With an 18.5-inch inside spread, the deer had stickers all over the G2s and G3s, including one that was more than two inches long.
Gibbs and his wife headed into the woods On Dec. 10 around 4 p.m., and she went to a stand she’d been hunting pretty hard all year. Her trail cameras had taken many photos of the big deer since early November, but they were all night time photos. It was a chilly day, and though she’s no big fan of hunting in the cold, she hoped with a little luck to catch him slipping into the open during daylight hours.
Meanwhile, Gibbs was hunting a stand with no trail camera nearby, but he had been noticing a lot of tracks in the area over the previous weeks, and with some other big deer in the area as well, he was hoping fortune would smile on both he and his wife.
It smiled on him in a major way. So much so, that once she realized it was the deer she’d been after, his wife was really happy for him.
“I joked around with him and told him he’d done killed my deer, but I was honestly really happy for him. I was glad to see him get such an awesome buck,” said Gibbs’ wife, who already had her own trophy buck being mounted at the taxidermist.
“But we’re going to have to put his in a different part of the house than mine or our son’s. Our bucks’ antlers look like pencils compared to Mike’s,” she joked.

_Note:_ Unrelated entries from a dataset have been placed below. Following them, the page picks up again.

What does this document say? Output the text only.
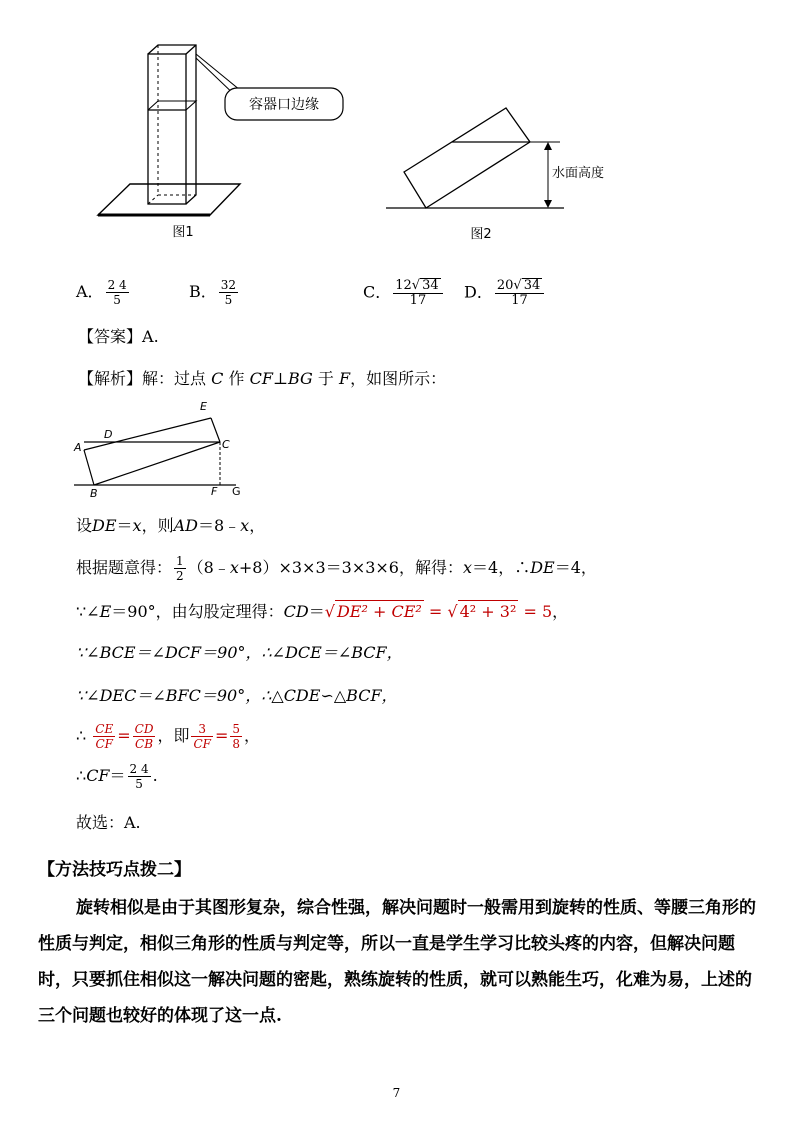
容器口边缘
图1
水面高度
图2
A． $\frac{2 4}{5}$	B． $\frac{32}{5}$	C． $\frac{12√ 34}{17}$ D． $\frac{20√ 34}{17}$
【答案】A.
【解析】解：过点 C 作 CF⊥BG 于 F，如图所示：
E
D
A	C
B	F G
设DE＝x，则AD＝8﹣x，
根据题意得： $\frac{1}{2}$ （8﹣x+8）×3×3＝3×3×6，解得：x＝4，∴DE＝4，
∵∠E＝90°，由勾股定理得：CD＝√ DE² + CE² = √ 4² + 3² = 5，
∵∠BCE＝∠DCF＝90°，∴∠DCE＝∠BCF，
∵∠DEC＝∠BFC＝90°，∴△CDE∽△BCF，
∴ $\frac{CE}{CF} = \frac{CD}{CB}$ ，即 $\frac{3}{CF} = \frac{5}{8}$ ，
∴CF＝ $\frac{2 4}{5}$ .
故选：A.
【方法技巧点拨二】
旋转相似是由于其图形复杂，综合性强，解决问题时一般需用到旋转的性质、等腰三角形的性质与判定，相似三角形的性质与判定等，所以一直是学生学习比较头疼的内容，但解决问题时，只要抓住相似这一解决问题的密匙，熟练旋转的性质，就可以熟能生巧，化难为易，上述的三个问题也较好的体现了这一点.
7
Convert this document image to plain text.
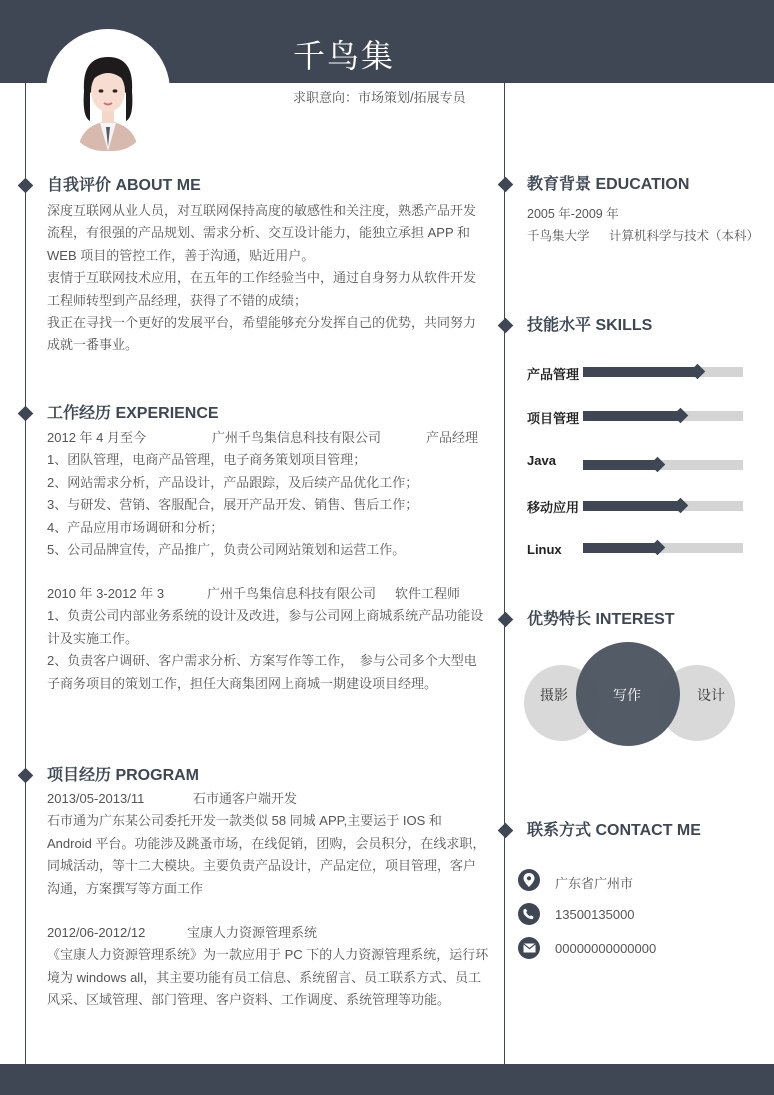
千鸟集
求职意向：市场策划/拓展专员
自我评价 ABOUT ME
深度互联网从业人员，对互联网保持高度的敏感性和关注度，熟悉产品开发
流程，有很强的产品规划、需求分析、交互设计能力，能独立承担 APP 和
WEB 项目的管控工作，善于沟通，贴近用户。
衷情于互联网技术应用，在五年的工作经验当中，通过自身努力从软件开发
工程师转型到产品经理，获得了不错的成绩；
我正在寻找一个更好的发展平台，希望能够充分发挥自己的优势，共同努力
成就一番事业。
工作经历 EXPERIENCE
2012 年 4 月至今	广州千鸟集信息科技有限公司	产品经理
1、团队管理，电商产品管理，电子商务策划项目管理；
2、网站需求分析，产品设计，产品跟踪，及后续产品优化工作；
3、与研发、营销、客服配合，展开产品开发、销售、售后工作；
4、产品应用市场调研和分析；
5、公司品牌宣传，产品推广，负责公司网站策划和运营工作。
2010 年 3-2012 年 3	广州千鸟集信息科技有限公司 软件工程师
1、负责公司内部业务系统的设计及改进，参与公司网上商城系统产品功能设
计及实施工作。
2、负责客户调研、客户需求分析、方案写作等工作，　参与公司多个大型电
子商务项目的策划工作，担任大商集团网上商城一期建设项目经理。
项目经历 PROGRAM
2013/05-2013/11	石市通客户端开发
石市通为广东某公司委托开发一款类似 58 同城 APP,主要运于 IOS 和
Android 平台。功能涉及跳蚤市场，在线促销，团购，会员积分，在线求职，
同城活动，等十二大模块。主要负责产品设计，产品定位，项目管理，客户
沟通，方案撰写等方面工作
2012/06-2012/12	宝康人力资源管理系统
《宝康人力资源管理系统》为一款应用于 PC 下的人力资源管理系统，运行环
境为 windows all，其主要功能有员工信息、系统留言、员工联系方式、员工
风采、区域管理、部门管理、客户资料、工作调度、系统管理等功能。
教育背景 EDUCATION
2005 年-2009 年
千鸟集大学 计算机科学与技术（本科）
技能水平 SKILLS
产品管理
项目管理
Java
移动应用
Linux
优势特长 INTEREST
摄影	写作	设计
联系方式 CONTACT ME
广东省广州市
13500135000
00000000000000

But at first, Gibbs wasn’t sure he’d even hit the deer after pulling the trigger on his nephew’s Remington 700 .270.
“It was around 5:10 p.m. when he showed up walking towards the corn pile. I actually heard him more than I saw him, but he finally peeked out to where I could see one side of his head. I put the crosshairs to his shoulder and pulled the trigger. He took off running, and I thought I had missed,” said Gibbs.
After picking up his wife from her stand, he asked her if it sounded like his shot hit the buck. She said it did, and not long after they began looking, they found plenty of evidence that he had hit the deer.
“The trees were covered with blood all around where the deer had been,” he said.
About 50 yards away, they found the big buck, which their taxidermist estimated to be 6 1/2-years-old.
“That was a smart deer, and we were after him for a long time. We hunted him hard and he finally made a mistake,” said Gibbs.